BusyBox is licensed under the GNU General Public License version 2, which is often abbreviated as GPLv2. (This is the same license the Linux kernel is under, so you may be somewhat familiar with it by now.)
A complete copy of the license text is included in the file LICENSE in the BusyBox source code.
Anyone thinking of shipping BusyBox as part of a product should be familiar with the licensing terms under which they are allowed to use and distribute BusyBox. Read the full test of the GPL (either through the above link, or in the file LICENSE in the busybox tarball), and also read the Frequently Asked Questions about the GPL.
Basically, if you distribute GPL software the license requires that you also distribute the source code to that GPL-licensed software. So if you distribute BusyBox without making the source code to the version you distribute available, you violate the license terms, and thus infringe on the copyrights of BusyBox. (This requirement applies whether or not you modified BusyBox; either way the license terms still apply to you.) Read the license text for the details.
Version 2 of the GPL is the only version of the GPL which current versions of BusyBox may be distributed under. New code added to the tree is licensed GPL version 2, and the project's license is GPL version 2.
Older versions of BusyBox (versions 1.2.2 and earlier, up through about svn 16112) included variants of the recommended "GPL version 2 or (at your option) later versions" boilerplate permission grant. Ancient versions of BusyBox (before svn 49) did not specify any version at all, and section 9 of GPLv2 (the most recent version at the time) says those old versions may be redistributed under any version of GPL (including the obsolete V1). This was conceptually similar to a dual license, except that the different licenses were different versions of the GPL.
However, BusyBox has apparently always contained chunks of code that were licensed under GPL version 2 only. Examples include applets written by Linus Torvalds (util-linux/mkfs_minix.c and util_linux/mkswap.c) which stated they "may be redistributed as per the Linux copyright" (which Linus clarified in the 2.4.0-pre8 release announcement in 2000 was GPLv2 only), and Linux kernel code copied into libbb/loop.c (after Linus's announcement). There are probably more, because all we used to check was that the code was GPL, not which version. (Before the GPLv3 draft proceedings in 2006, it was a purely theoretical issue that didn't come up much.)

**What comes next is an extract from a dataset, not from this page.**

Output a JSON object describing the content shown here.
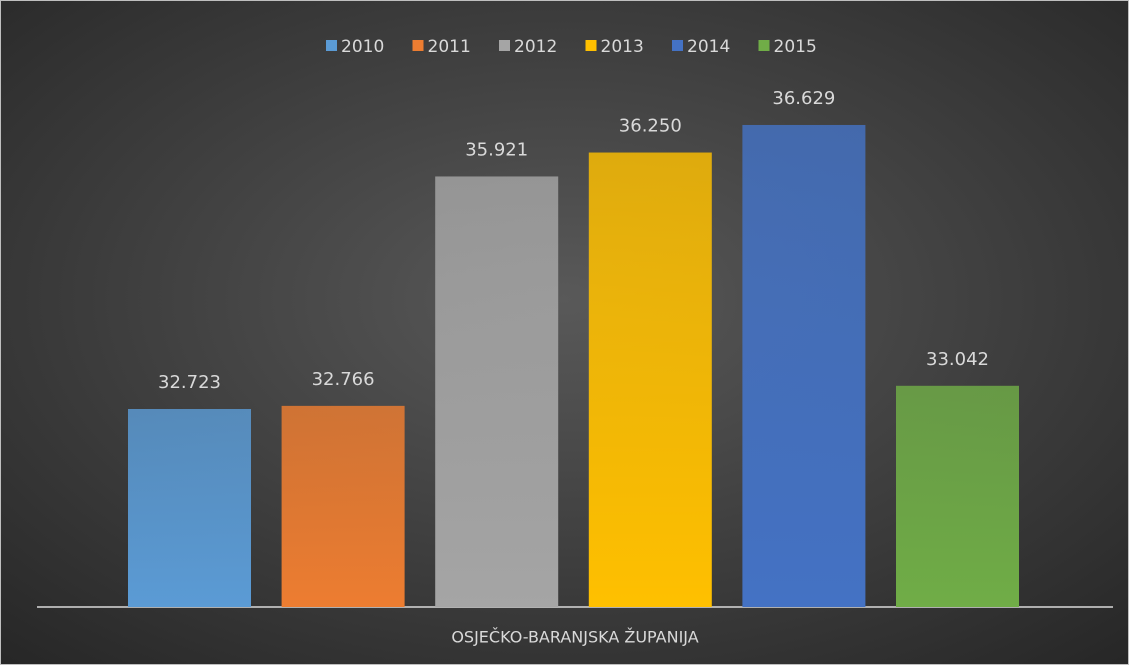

To summarize: every version of BusyBox may be distributed under the terms of GPL version 2. New versions (after 1.2.2) may only be distributed under GPLv2, not under other versions of the GPL. Older versions of BusyBox might (or might not) be distributable under other versions of the GPL. If you want to use a GPL version other than 2, you should start with one of the old versions such as release 1.2.2 or SVN 16112, and do your own homework to identify and remove any code that can't be licensed under the GPL version you want to use. New development is all GPLv2.

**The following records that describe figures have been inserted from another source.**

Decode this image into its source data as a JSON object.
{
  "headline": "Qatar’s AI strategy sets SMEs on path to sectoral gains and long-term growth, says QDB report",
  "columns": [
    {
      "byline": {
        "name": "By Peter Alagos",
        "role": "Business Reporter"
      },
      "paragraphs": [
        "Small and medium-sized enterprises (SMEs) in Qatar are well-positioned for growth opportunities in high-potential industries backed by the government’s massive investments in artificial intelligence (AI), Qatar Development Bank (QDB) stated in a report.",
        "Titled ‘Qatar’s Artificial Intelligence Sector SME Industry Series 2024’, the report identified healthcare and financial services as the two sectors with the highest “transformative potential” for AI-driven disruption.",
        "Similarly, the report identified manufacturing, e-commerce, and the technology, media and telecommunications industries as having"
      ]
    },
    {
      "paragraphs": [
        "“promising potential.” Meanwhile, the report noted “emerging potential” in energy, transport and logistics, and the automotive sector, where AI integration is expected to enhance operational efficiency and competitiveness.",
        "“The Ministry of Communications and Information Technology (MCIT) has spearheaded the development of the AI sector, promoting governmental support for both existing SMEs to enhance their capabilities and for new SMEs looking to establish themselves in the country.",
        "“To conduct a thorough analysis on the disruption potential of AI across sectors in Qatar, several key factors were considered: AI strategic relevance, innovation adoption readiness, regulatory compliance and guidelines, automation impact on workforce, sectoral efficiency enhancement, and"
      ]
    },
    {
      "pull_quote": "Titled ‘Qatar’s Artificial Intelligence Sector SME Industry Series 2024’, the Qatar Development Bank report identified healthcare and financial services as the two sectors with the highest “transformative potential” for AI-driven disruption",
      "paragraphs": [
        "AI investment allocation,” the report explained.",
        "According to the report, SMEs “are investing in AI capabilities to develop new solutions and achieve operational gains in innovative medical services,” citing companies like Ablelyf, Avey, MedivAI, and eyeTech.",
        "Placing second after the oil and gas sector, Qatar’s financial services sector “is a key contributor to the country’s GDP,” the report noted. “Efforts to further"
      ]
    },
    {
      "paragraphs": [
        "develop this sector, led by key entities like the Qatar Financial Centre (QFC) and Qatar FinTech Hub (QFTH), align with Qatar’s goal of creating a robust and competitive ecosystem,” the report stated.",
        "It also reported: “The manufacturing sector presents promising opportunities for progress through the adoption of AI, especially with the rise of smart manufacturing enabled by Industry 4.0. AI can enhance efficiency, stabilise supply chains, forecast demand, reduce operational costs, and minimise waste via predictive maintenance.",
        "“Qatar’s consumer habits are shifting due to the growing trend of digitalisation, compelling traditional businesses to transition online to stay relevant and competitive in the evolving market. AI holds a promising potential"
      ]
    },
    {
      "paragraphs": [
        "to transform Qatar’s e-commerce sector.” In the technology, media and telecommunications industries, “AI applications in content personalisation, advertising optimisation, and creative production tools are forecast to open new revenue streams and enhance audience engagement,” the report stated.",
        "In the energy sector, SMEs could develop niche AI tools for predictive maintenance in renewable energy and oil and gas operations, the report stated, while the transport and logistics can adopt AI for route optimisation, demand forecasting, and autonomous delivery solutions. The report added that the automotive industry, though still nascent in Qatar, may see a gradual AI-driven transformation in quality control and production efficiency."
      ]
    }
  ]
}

BusyBox's copyrights are enforced by the Software Freedom Law Center (you can contact them at email@example.com), which "accepts primary responsibility for enforcement of US copyrights on the software... and coordinates international copyright enforcement efforts for such works as necessary." If you distribute BusyBox in a way that doesn't comply with the terms of the license BusyBox is distributed under, expect to hear from these guys. Their entire reason for existing is to do pro-bono legal work for free/open source software projects. (We used to list people who violate the BusyBox license in The Hall of Shame, but these days we find it much more effective to hand them over to the lawyers.)

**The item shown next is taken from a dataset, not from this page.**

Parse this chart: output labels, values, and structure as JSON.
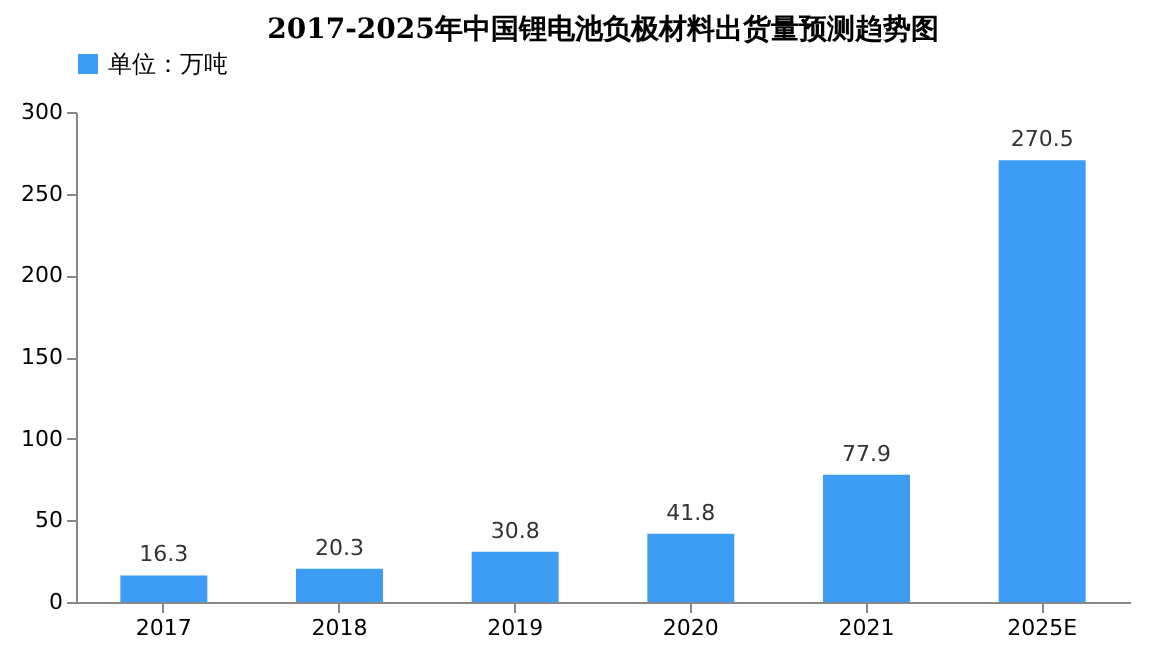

Our enforcement efforts are aimed at bringing people into compliance with the BusyBox license. Open source software is under a different license from proprietary software, but if you violate that license you're still a software pirate and the law gives the vendor (us) some big sticks to play with. We don't want monetary awards, injunctions, or to generate bad PR for a company, unless that's the only way to get somebody that repeatedly ignores us to comply with the license on our code.
These days, Linksys is doing a good job at complying with the GPL, they get to be an example of how to do things right. Please take a moment and check out what they do with distributing the firmware for their WRT54G Router. Following their example would be a fine way to ensure that you have also fulfilled your licensing obligations.